O transporte de cargas nos últimos tempos tem recebido um grande destaque em mídias diversas. Os holofotes dos palcos de discussões estão direcionados às manifestações dos caminhoneiros. O Brasil tem vivenciado esse mesmo tipo de cenário de paralisações em momentos diversos. Talvez ainda nos lembremos da paralisação que ocorreu no final da década de 1990, com reivindicações tanto para a redução de tarifas de pedágios quanto para melhorias na qualidade das rodovias. Em fevereiro de 2015 ocorreu outra greve geral dos caminhoneiros autônomos.

Muitas das reinvindicações desses movimentos, incorporadas na Lei 13.103/15 (que rege as relações dos motoristas profissionais nas atividades de transporte rodoviário de cargas e de passageiros, também conhecida como "Lei dos Caminhoneiros") - supostamente atendidas - não foram efetivadas, tais como: pedágio gratuito por eixo suspenso para caminhões vazios; tolerância de aumento de sobrepeso entre 5% a 10%; aumento da jornada de trabalho até 12 horas (incluindo hora-extra); perdão de multas por excesso de peso expedidas nos últimos anos. Tais reivindicações foram agregadas a pleitos de caráter mais econômico-financeiro, com os transportadores buscando melhorias nos preços de fretes e redução do preço do óleo diesel. Isto resultou na greve de maio de 2018.

As paralisações dos transportadores ocorridas no mês de maio de 2018 deixaram à mostra a fragilidade de todo o sistema de transporte do país e chamaram a atenção da importância deste setor para economia, em decorrência da crise de abastecimento instaurada nesse curto período de tempo. Em momentos como esses fica evidente o quanto nossa economia é dependente da modalidade de transporte rodoviário para a fluidez da distribuição de produtos no país.
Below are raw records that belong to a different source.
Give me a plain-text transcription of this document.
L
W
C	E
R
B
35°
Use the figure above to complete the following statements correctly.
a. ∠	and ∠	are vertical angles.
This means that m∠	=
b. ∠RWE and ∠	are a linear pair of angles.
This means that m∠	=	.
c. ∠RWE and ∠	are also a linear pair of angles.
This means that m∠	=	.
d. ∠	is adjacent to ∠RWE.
ii. O cerne da questão dos fretes

Houve grande aumento na oferta de transporte rodoviário, principalmente a partir de um número expressivo de transportadores autônomos, que acabam se sujeitando a preços aviltantes de fretes que remuneram unicamente seus custos diretos (combustíveis, por exemplo). Por exemplo, no período de 2010 a 2017, houve um aumento de 27% na frota de caminhões no país.
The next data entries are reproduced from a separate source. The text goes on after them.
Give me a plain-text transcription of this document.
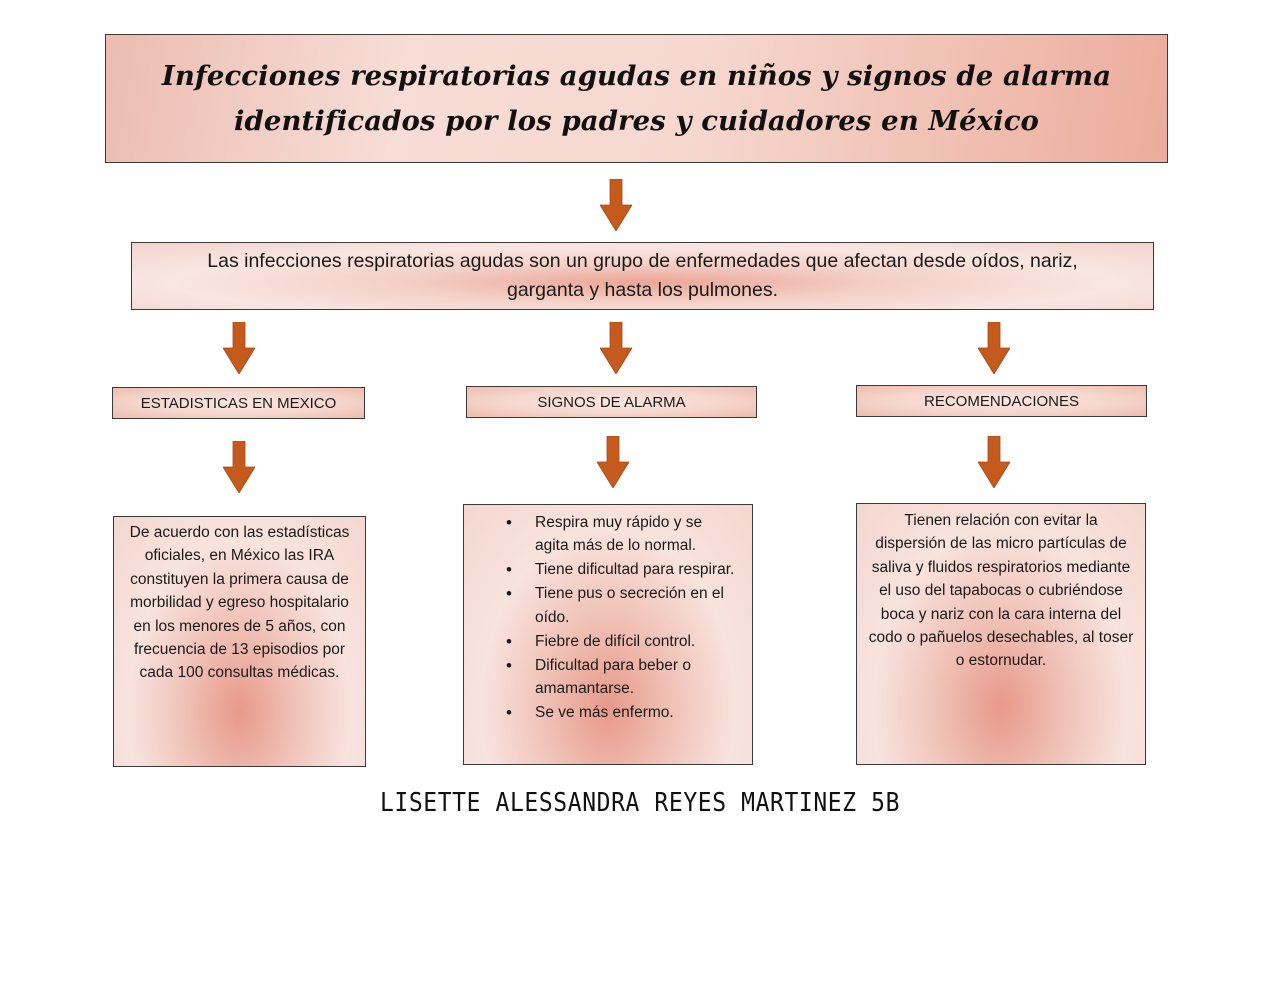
Infecciones respiratorias agudas en niños y signos de alarma identificados por los padres y cuidadores en México

Las infecciones respiratorias agudas son un grupo de enfermedades que afectan desde oídos, nariz, garganta y hasta los pulmones.

ESTADISTICAS EN MEXICO	SIGNOS DE ALARMA	RECOMENDACIONES
De acuerdo con las estadísticas oficiales, en México las IRA constituyen la primera causa de morbilidad y egreso hospitalario en los menores de 5 años, con frecuencia de 13 episodios por cada 100 consultas médicas.
• Respira muy rápido y se agita más de lo normal.
• Tiene dificultad para respirar.
• Tiene pus o secreción en el oído.
• Fiebre de difícil control.
• Dificultad para beber o amamantarse.
• Se ve más enfermo.
Tienen relación con evitar la dispersión de las micro partículas de saliva y fluidos respiratorios mediante el uso del tapabocas o cubriéndose boca y nariz con la cara interna del codo o pañuelos desechables, al toser o estornudar.
LISETTE ALESSANDRA REYES MARTINEZ 5B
De uma maneira geral, as pequenas empresas, que se concentram no transporte de carga inteira, com investimentos preponderantemente em veículos, atuariam com vantagem em mercados com baixa densidade de carga onde, devido às reduzidas barreiras à entrada e à maior mobilidade dos fatores, prevalecendo um regime de mercado competitivo.

Já as empresas de tamanho médio, por sua vez, se concentrariam em linhas específicas, preponderantemente regionais, enquanto as grandes empresas estariam identificadas a uma ampla rede de pontos inter-regionais e apoiadas por elevados investimentos fixos. Tais empresas atuariam em mercados de maior densidade, sendo esse regime bastante dependente das condições de demanda.
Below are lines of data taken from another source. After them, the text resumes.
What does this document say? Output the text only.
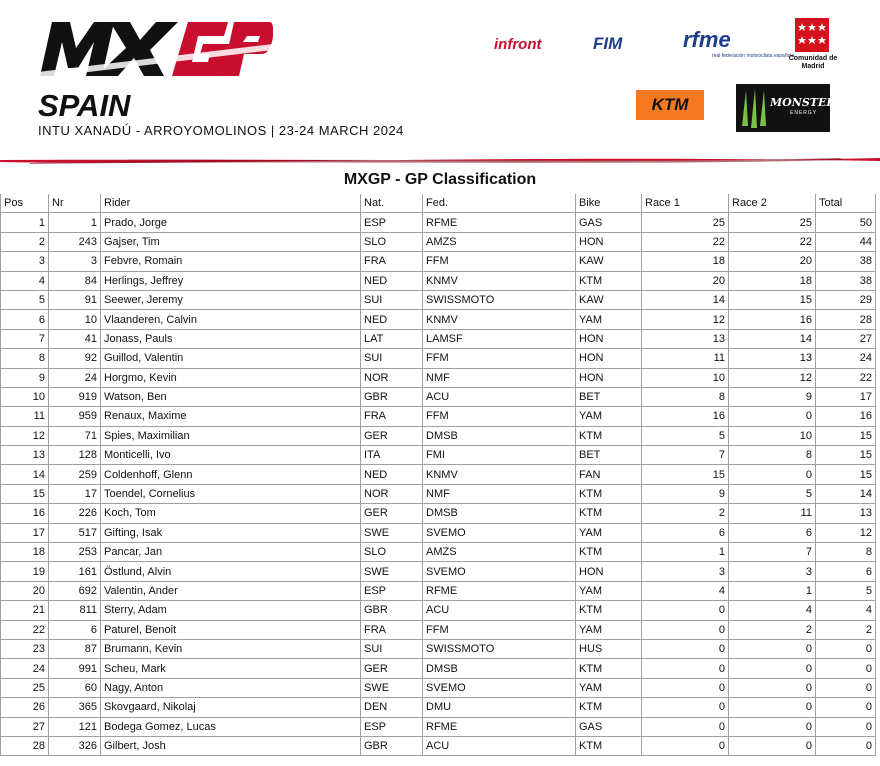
SPAIN
INTU XANADÚ - ARROYOMOLINOS | 23-24 MARCH 2024
infront	FIM	rfme
real federación motociclista española
Comunidad de Madrid
KTM	MONSTER
ENERGY
MXGP - GP Classification
Pos	Nr	Rider	Nat.	Fed.	Bike	Race 1	Race 2	Total
1	1	Prado, Jorge	ESP	RFME	GAS	25	25	50
2	243	Gajser, Tim	SLO	AMZS	HON	22	22	44
3	3	Febvre, Romain	FRA	FFM	KAW	18	20	38
4	84	Herlings, Jeffrey	NED	KNMV	KTM	20	18	38
5	91	Seewer, Jeremy	SUI	SWISSMOTO	KAW	14	15	29
6	10	Vlaanderen, Calvin	NED	KNMV	YAM	12	16	28
7	41	Jonass, Pauls	LAT	LAMSF	HON	13	14	27
8	92	Guillod, Valentin	SUI	FFM	HON	11	13	24
9	24	Horgmo, Kevin	NOR	NMF	HON	10	12	22
10	919	Watson, Ben	GBR	ACU	BET	8	9	17
11	959	Renaux, Maxime	FRA	FFM	YAM	16	0	16
12	71	Spies, Maximilian	GER	DMSB	KTM	5	10	15
13	128	Monticelli, Ivo	ITA	FMI	BET	7	8	15
14	259	Coldenhoff, Glenn	NED	KNMV	FAN	15	0	15
15	17	Toendel, Cornelius	NOR	NMF	KTM	9	5	14
16	226	Koch, Tom	GER	DMSB	KTM	2	11	13
17	517	Gifting, Isak	SWE	SVEMO	YAM	6	6	12
18	253	Pancar, Jan	SLO	AMZS	KTM	1	7	8
19	161	Östlund, Alvin	SWE	SVEMO	HON	3	3	6
20	692	Valentin, Ander	ESP	RFME	YAM	4	1	5
21	811	Sterry, Adam	GBR	ACU	KTM	0	4	4
22	6	Paturel, Benoit	FRA	FFM	YAM	0	2	2
23	87	Brumann, Kevin	SUI	SWISSMOTO	HUS	0	0	0
24	991	Scheu, Mark	GER	DMSB	KTM	0	0	0
25	60	Nagy, Anton	SWE	SVEMO	YAM	0	0	0
26	365	Skovgaard, Nikolaj	DEN	DMU	KTM	0	0	0
27	121	Bodega Gomez, Lucas	ESP	RFME	GAS	0	0	0
28	326	Gilbert, Josh	GBR	ACU	KTM	0	0	0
Na faixa das grandes empresas há uma estrutura com tendência oligopolística, enquanto na faixa das pequenas empresas, a competição pura é a mais adequada para explicar o mercado. As primeiras tendem a atuar em rotas com tráfego mais denso e com cobertura geográfica mais ampla. As segundas explorariam nichos do mercado de rotas com tráfego menos denso, ou serviços mais especializados.

Nesse sentido, tal estrutura tem trazido alguns importantes impactos para o setor de transporte. O número de contratos formais de transporte rodoviário ainda é pequeno, principalmente em função dos custos de transação associados à exclusividade da frota para o cumprimento dos mesmos. Diante deste contexto, os autônomos possuem uma entrada acentuada no denominado mercado spot (denominação para mercado sem contratos, à vista) e muitas vezes, desconhecem seus reais custos de transporte, ocasionando distorções na relação entre preços de fretes e custos de transporte.

iii. Custo e preço do serviço de transporte rodoviário

O custo de transporte é formado por itens que oneram um serviço de transporte. Dentre estes custos, tem-se os custos de depreciação, remuneração do capital, impostos, seguros, combustíveis, óleos lubrificantes, pneus, lavagem, manutenção, dentre outros. A parcela mais significativa do custo de transporte é o combustível, que acaba sendo responsável por algo em torno de 30 a 40% do custo total.

Por outro lado, o preço do frete rodoviário é oriundo de uma estrutura de um mercado altamente concorrencial (elevada quantidade de transportadoras e motoristas, com reduzidas barreiras à entrada e saída) e determinado pelo equilíbrio dos fatores de oferta e demanda pelo serviço de transporte. Por exemplo, na época de safra de grãos, o preço do frete pode observar uma variação positiva de 20% a 40% em relação à época de entressafra, em função da alta demanda pelo serviço de transporte, de acordo com dados do SIFRECA (Sistema de Informações de Fretes, do Grupo ESALQ-LOG).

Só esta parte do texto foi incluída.